San Francisco’s new police union president, Louis Wong, cuts the figure of a cop’s cop.
Burly, pugnacious, and with a shaved head, he spent 30 years walking some of the city’s meanest streets, from the Tenderloin to SoMa, chasing down suspects and uncovering caches of weapons and drugs.
That experience helped Wong earn 63% of the vote in July to become the first Asian American president of the San Francisco Police Officers Association, the union that represents the city’s roughly 1,300 regular officers. He won his campaign on the promise to push for better benefits, including higher pay and earlier retirement, when the union negotiates with City Hall on a new contract next year.
“He’s your quintessential boots-on-the-ground guy,” said Steve Ford, a former SFPD officer and Antioch police chief.
The POA president has traditionally served as the attack dog for the rank and file. Wong’s predecessor, Tracy McCray, who was ineligible to continue in that role after being promoted to commander, was known as much for her controversial antics as for member advocacy.
Wong ran as more of a pragmatist than a fire-breather. However, there’s little indication he plans to take the organization in a drastically new direction, current and former cops told The Standard. Some fear his endorsement by command staffers could hamper his independence.
Instead, he will be flexing a new swagger in the department, taking the reins amid a political shift among cops and the public that was best summed up by former Mayor London Breed: “Less tolerant of all the bullshit.”
“I think that the dynamic in San Francisco politically has changed, and they also have changed at the POA,” former union president Tony Montoya said.

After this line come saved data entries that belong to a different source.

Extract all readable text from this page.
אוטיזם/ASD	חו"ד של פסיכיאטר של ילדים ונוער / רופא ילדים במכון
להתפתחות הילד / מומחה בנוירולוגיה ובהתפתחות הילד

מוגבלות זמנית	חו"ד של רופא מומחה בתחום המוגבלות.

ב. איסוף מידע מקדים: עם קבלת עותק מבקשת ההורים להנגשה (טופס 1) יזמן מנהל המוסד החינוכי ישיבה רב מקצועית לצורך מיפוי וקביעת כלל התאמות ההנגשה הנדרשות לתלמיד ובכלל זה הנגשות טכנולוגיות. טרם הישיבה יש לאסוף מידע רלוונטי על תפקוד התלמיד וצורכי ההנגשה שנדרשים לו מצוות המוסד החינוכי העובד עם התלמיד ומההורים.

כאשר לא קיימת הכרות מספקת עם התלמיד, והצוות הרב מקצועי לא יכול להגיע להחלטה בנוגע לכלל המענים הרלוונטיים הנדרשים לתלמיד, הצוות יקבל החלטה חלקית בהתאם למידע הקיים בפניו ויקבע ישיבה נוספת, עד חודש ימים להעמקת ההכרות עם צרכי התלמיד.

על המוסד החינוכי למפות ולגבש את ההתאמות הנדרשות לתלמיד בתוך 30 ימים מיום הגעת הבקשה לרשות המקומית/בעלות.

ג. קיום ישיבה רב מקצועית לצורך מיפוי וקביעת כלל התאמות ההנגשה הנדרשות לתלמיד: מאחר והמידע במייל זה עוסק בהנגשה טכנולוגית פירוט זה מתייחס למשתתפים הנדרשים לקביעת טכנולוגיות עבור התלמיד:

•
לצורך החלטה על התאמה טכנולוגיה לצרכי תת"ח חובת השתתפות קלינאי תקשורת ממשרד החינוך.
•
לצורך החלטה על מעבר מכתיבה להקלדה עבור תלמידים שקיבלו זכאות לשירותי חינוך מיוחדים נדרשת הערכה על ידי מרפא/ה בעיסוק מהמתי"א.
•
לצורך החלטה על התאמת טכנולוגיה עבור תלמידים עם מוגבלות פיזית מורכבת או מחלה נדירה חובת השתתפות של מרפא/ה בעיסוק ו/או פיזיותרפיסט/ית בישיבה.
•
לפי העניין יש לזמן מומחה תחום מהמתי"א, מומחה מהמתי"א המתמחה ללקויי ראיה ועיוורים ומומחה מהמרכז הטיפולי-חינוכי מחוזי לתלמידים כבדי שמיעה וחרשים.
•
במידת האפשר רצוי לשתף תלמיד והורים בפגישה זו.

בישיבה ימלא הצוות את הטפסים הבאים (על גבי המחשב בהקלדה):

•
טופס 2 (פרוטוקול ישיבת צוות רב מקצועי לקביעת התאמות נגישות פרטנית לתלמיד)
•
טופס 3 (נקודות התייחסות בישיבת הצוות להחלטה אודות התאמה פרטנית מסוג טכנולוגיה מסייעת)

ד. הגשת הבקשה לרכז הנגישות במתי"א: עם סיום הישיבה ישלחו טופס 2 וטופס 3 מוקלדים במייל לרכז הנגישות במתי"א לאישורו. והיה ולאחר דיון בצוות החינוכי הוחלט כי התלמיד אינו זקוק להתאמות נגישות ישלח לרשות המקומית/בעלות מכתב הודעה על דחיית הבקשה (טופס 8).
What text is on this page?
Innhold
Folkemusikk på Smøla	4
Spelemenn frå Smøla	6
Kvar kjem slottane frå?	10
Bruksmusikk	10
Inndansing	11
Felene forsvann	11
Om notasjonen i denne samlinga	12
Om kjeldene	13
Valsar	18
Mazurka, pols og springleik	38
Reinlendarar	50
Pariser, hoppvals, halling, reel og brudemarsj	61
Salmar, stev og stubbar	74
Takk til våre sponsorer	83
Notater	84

Public opinion shifts on policing
When Daniel Lurie was elected mayor in November, he promised to prioritize public safety. In office, he has emphasized the importance of hiring more police officers to crack down on the city’s stubborn drug crisis.
Wong, meanwhile, wants to further defang the Department of Police Accountability, an independent agency that investigates police misconduct, and put an end to the practice of allowing people to make anonymous complaints to the oversight group.
It’s a marked contrast from 2020, when the Black Lives Matter protests created an era of greater police scrutiny.
But while tough-on-crime police may be back in vogue, there are plenty of tricky waters for Wong to navigate; namely, a recent overtime abuse scandal that put a spotlight on the fact that the SFPD repeatedly blows its overtime budget. Amid recent protests against U.S. Immigration and Customs Enforcement, the department spent $120,000 in overtime to patrol the demonstrations, records show.
Wong himself has benefited from overtime pay. He was among the highest-paid employees in 2022-23, raking in $465,000 — more than 70% of that from overtime pay.
Meanwhile, the union’s ranks are thinning due to retirements and lackluster recruitment.
Wong’s political balancing act
Wong’s 30 years on the force have not been without controversy.
He was named in a 1999 lawsuit in which two brothers claimed that officers beat them up, though it’s unclear how Wong was allegedly involved.
In 2002, Wong was named in another lawsuit after 10 officers shot and killed a man outside of the Metreon movie theater. Wong has said he was not one of the shooters. That same year, two civilian women complained to the Department of Police Accountability that Wong called them “bitch”; Wong received no discipline.
Rather than red flags, many officers characterize such incidents as signs of a hardworking cop, and Wong enjoys widespread support in and outside the department. That goodwill is critically important as he has to split the difference in representing the rank and file and playing nice with department brass.
His backing from some in leadership have led to concerns about whether he is willing to go to the mat against his political benefactors. Former union president Montoya said POA leaders don’t usually win when command staff endorse them, as in Wong’s case.
“It can make it look like you are in bed with management,” he said.
Another former high-ranking officer told The Standard that Wong’s campaign promises appear more focused on achieving officer rewards than on promoting good policing. “The big concern is whether or not they will be working together to improve pay and benefits to the detriment of accomplishing the mission,” he said of relations between the union and management.
Wong’s rise is being celebrated in other quarters. Chinatown politicos are set to put on a party this fall to celebrate the union’s first Asian American leader.
Shelley Costantini, a Rincon Hill resident, was happy about Wong’s elevation to union leader but sad that he would no longer be walking the beat in her neighborhood.
“I could cry that he’s no longer part of the street,” said Costantini, adding that Wong was the rare officer who would “get into the nitty gritty of situations and deal with them, rolling their sleeves up.”
Rather than the busts he has made over his career, Wong said he’d like to be known for “30 years of human kindness.” There were the times he paid cab fare for people broke and stranded, or when he bought McDonald’s for those living on the street.
He has previously said he went into law enforcement to help people he witnessed fighting outside his immigrant grandfather Jack Woo’s corner store on the edge of Potrero Hill’s projects.
“I saw a lot of … crime happen, a lot of people fighting for food stamps with razor blades,” Wong said in a department video. “So, I thought, let’s make a change.”